Garantie décennale : une évolution dans la jurisprudence

Le journal Le Monde a rapporté dans un article le 15 avril dernier une décision de la Cour de Cassation du 21 mars 2024 qui introduit un changement dans la jurisprudence sur la garantie décennale, l’une des 3 garanties après travaux qui protègent les bénéficiaires de travaux de rénovation en cas de dommage. La Cour a jugé que la pose d’insert sur un bâti existant – c’est-à-dire après la construction du bâtiment – (poêle à bois, poêle à granulés…) n’était pas concernée par la garantie.

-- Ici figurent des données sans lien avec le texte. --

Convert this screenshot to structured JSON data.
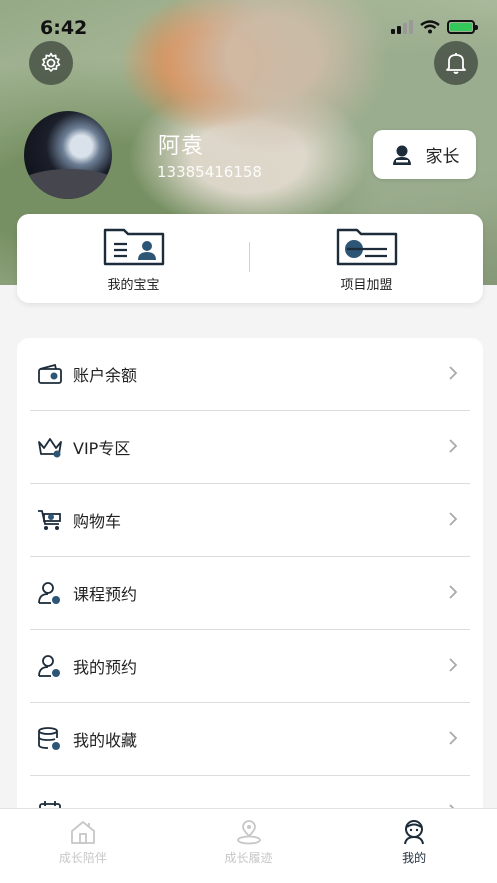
{
  "status": {
    "time": "6:42"
  },
  "profile": {
    "name": "阿袁",
    "phone": "13385416158",
    "role": "家长"
  },
  "quick_actions": [
    {
      "label": "我的宝宝",
      "icon": "id-card-icon"
    },
    {
      "label": "项目加盟",
      "icon": "folder-card-icon"
    }
  ],
  "menu": [
    {
      "label": "账户余额",
      "icon": "wallet-icon"
    },
    {
      "label": "VIP专区",
      "icon": "crown-icon"
    },
    {
      "label": "购物车",
      "icon": "cart-icon"
    },
    {
      "label": "课程预约",
      "icon": "user-booking-icon"
    },
    {
      "label": "我的预约",
      "icon": "user-booking-icon"
    },
    {
      "label": "我的收藏",
      "icon": "stack-icon"
    },
    {
      "label": "",
      "icon": "calendar-icon"
    }
  ],
  "tabs": [
    {
      "label": "成长陪伴",
      "icon": "house-icon",
      "active": false
    },
    {
      "label": "成长履迹",
      "icon": "location-icon",
      "active": false
    },
    {
      "label": "我的",
      "icon": "profile-icon",
      "active": true
    }
  ],
  "colors": {
    "accent": "#1d2c3a",
    "dot": "#2d5575",
    "inactive_tab": "#c7c7c7"
  }
}
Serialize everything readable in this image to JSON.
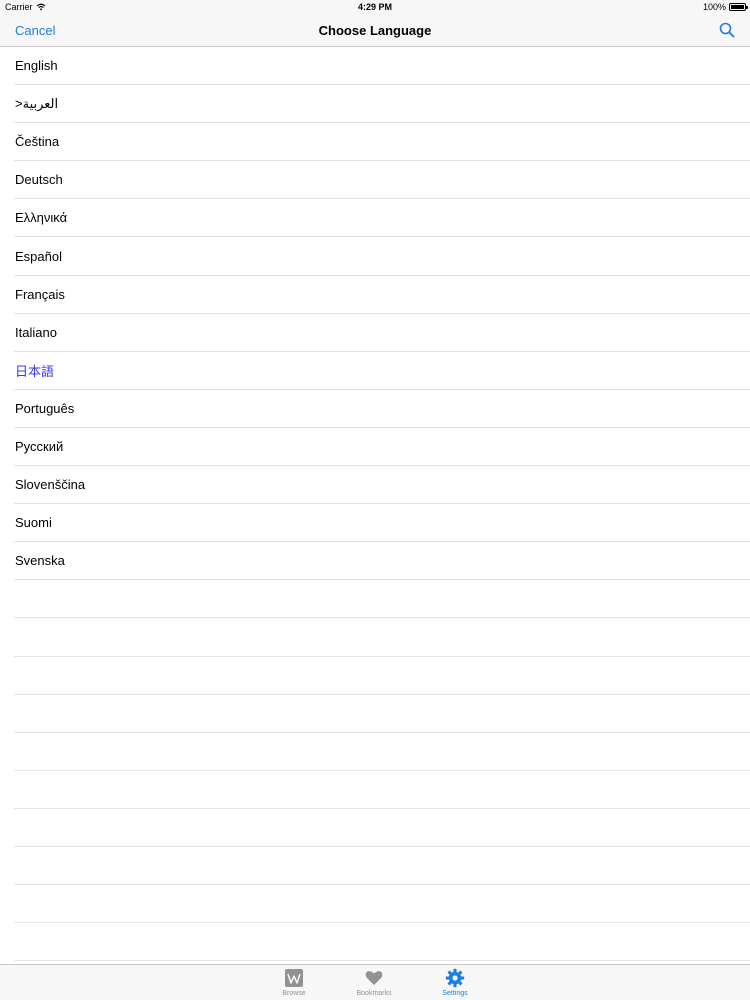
{
  "status_bar": {
    "carrier": "Carrier",
    "time": "4:29 PM",
    "battery": "100%",
    "icons": [
      "wifi-icon",
      "battery-icon"
    ]
  },
  "nav": {
    "cancel_label": "Cancel",
    "title": "Choose Language",
    "search_icon": "search-icon"
  },
  "languages": [
    {
      "label": "English",
      "selected": false
    },
    {
      "label": ">العربية",
      "selected": false
    },
    {
      "label": "Čeština",
      "selected": false
    },
    {
      "label": "Deutsch",
      "selected": false
    },
    {
      "label": "Ελληνικά",
      "selected": false
    },
    {
      "label": "Español",
      "selected": false
    },
    {
      "label": "Français",
      "selected": false
    },
    {
      "label": "Italiano",
      "selected": false
    },
    {
      "label": "日本語",
      "selected": true
    },
    {
      "label": "Português",
      "selected": false
    },
    {
      "label": "Русский",
      "selected": false
    },
    {
      "label": "Slovenščina",
      "selected": false
    },
    {
      "label": "Suomi",
      "selected": false
    },
    {
      "label": "Svenska",
      "selected": false
    }
  ],
  "tabs": [
    {
      "label": "Browse",
      "icon": "wikipedia-icon",
      "active": false
    },
    {
      "label": "Bookmarks",
      "icon": "heart-icon",
      "active": false
    },
    {
      "label": "Settings",
      "icon": "gear-icon",
      "active": true
    }
  ],
  "colors": {
    "accent": "#1a7ee6",
    "selected_text": "#3a3aff",
    "bar_background": "#f7f7f7",
    "separator": "#e2e2e6"
  }
}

La décision de la Cour porte sur une affaire datant de 2012, dans laquelle les propriétaires d’un insert ayant causé un incendie avait enjoint l’installateur à payer réparation. L’assureur de l’installateur avait refusé de rembourser le dommage au motif qu’un insert, posé dans une cheminée, n’est qu’un « élément d’équipement sur l’existant », et non un « ouvrage » et qu’il échappait donc à la garantie décennale.

La procédure est passée par l’appel et est allée jusqu’à la cassation.

La décision de la Cour remet ainsi en cause la jurisprudence par laquelle elle avait en 2017 étendu le bénéfice de la garantie décennale à tous les éléments d’équipement.

La Cour avait alors jugé à propos d’une pompe à chaleur que « les désordres affectant les éléments d’équipement dissociables ou non, d’origine ou installés sur l’existant, relèvent de la responsabilité décennale quand ils rendent l’ouvrage dans son ensemble impropre à sa destination ».

Les 3 garanties après-travaux prévues par la loi

Depuis 1978, la loi Spinetta impose au maître d’ouvrage et au maître d’œuvre de souscrire une assurance pour garantir la réparation des ouvrages réalisés lors de travaux de construction et de rénovation en cas de dommages.

La loi prévoit ainsi 3 garanties pour le bénéficiaire des travaux :

  • La garantie de parfait achèvement, qui oblige l’installateur pendant un an à la réparation de tous désordres mentionnés soit dans les réserves lors de la réception du chantier, soit par notification écrite après la réception.
  • La garantie de bon fonctionnement qui court pendant 2 ans après la réception des travaux. Elle oblige l’installateur à réparer ou remplacer les éléments d’équipement dont les défaillances ne sont pas apparues à la réception des travaux. Il s’agit de tous les éléments d’équipement dits dissociables c’est-à-dire qui peuvent être enlevés sans dégrader le bâtiment.
  • La garantie décennale est valable 10 ans après la réception des travaux. Elle oblige l’installateur à réparer tous les dommages qui n’ont pas été relevés lors de la réception des travaux et qui entament la solidité du bâtiment ou le rendent impropre à l’usage.

Le maître d’ouvrage doit ainsi souscrire une assurance dommages ouvrages et le maître d’œuvre, une assurance de responsabilité civile décennale.

L’assurance décennale couvre les dommages touchant les éléments suivants :

  • ouvrages de fondation et d’ossature ;
  • ouvrages de viabilité (réseaux, assainissement) ;
  • voirie (chemin d’accès) ;
  • ouvrage avec fondations (véranda, terrasse, piscine enterrée…) ;
  • éléments d’équipement indissociables du bâtiment (canalisation, plafond, plancher, chauffage central, huisseries, installation électrique encastrée…).

Il apparaît donc que la dernière décision de justice de la Cour de Cassation du 21 mars 2024 est plus conforme à la loi puisque c’est la garantie de fonctionnement, d’une durée de 2 ans, qui couvre les éléments dissociables du bâti, comme un insert, et non les éléments indissociables, couverts par la garantie décennale.

Néanmoins, cette nouvelle jurisprudence protège moins bien les propriétaires d’équipements de chauffage renouvelable, à l’heure où l’urgence climatique impose leur adoption par le plus grand nombre.